Disa chrysostachya

    Disa chrysostachya
    Author: Ivan Lätti
    Photographer: Judd Kirkel Welwitch

    Orchid flowers of many shapes, sizes and colours are among the herbs that call the grassland home. Several of them are endemic to parts of the Highveld, especially the diverse eastern escarpment. More westerly grasslands in South Africa have fewer plant species on the average piece of land, tending less towards bulbs and herbs, more to succulents and shrublets among the grasses.

    Disa chrysostachya is but one orchid that presents brightly contrasting flower colour on the green Drakensberg grassland slopes during the hot and rainy summer months. These plants favour damp seeps and gulleys.

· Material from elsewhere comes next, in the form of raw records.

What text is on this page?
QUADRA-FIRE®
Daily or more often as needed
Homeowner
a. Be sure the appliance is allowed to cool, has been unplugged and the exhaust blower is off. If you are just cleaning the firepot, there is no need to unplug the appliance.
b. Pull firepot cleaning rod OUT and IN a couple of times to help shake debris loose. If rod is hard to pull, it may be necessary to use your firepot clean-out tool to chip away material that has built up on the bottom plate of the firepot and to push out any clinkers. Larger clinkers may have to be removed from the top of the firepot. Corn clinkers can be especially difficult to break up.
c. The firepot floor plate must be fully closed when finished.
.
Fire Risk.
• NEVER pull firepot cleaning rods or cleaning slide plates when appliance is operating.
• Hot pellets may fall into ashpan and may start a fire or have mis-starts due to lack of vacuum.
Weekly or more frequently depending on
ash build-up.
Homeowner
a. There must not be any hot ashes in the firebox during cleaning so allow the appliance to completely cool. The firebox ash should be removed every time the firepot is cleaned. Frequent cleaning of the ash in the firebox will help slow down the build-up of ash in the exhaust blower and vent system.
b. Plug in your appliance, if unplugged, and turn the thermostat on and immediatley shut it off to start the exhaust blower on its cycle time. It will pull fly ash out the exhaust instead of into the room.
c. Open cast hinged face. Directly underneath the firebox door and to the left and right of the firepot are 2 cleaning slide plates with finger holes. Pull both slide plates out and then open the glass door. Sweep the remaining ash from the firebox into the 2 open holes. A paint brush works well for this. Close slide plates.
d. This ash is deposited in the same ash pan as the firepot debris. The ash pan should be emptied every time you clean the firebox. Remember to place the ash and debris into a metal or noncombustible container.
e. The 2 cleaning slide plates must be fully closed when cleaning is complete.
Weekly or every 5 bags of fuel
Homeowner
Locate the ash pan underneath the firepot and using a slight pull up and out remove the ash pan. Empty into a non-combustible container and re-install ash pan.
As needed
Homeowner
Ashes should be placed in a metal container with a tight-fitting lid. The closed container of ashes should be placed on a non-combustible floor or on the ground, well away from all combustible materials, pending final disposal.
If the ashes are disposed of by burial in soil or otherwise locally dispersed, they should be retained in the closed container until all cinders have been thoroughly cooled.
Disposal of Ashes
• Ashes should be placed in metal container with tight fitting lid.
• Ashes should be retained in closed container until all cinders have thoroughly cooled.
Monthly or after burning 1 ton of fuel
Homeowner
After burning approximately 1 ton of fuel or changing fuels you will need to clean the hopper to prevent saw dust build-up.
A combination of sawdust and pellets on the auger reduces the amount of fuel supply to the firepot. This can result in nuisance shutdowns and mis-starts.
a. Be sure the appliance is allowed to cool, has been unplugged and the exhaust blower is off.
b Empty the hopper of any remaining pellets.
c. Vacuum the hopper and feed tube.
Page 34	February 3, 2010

    Grassland harbours many more herbaceous flowering plant species than actual grass species, although the grassy plants predominate in number. Limited representation of many other kinds of vegetation is, of course, also found in flourishing grassland. These might include the occasional tree, some ferns and mosses among rocks where it gets damp, succulents and more.

    Once a piece of South African type grassland is ruined, we can’t get it back! Forests re-establish fairly easily, but not species diverse grassland. Once ploughed, grassland will display poor indigenous plant diversity even a century later (Braam van Wyk, Geasphere Conference, Nov 2006; Manning, 2009; www.plantzafrica.com).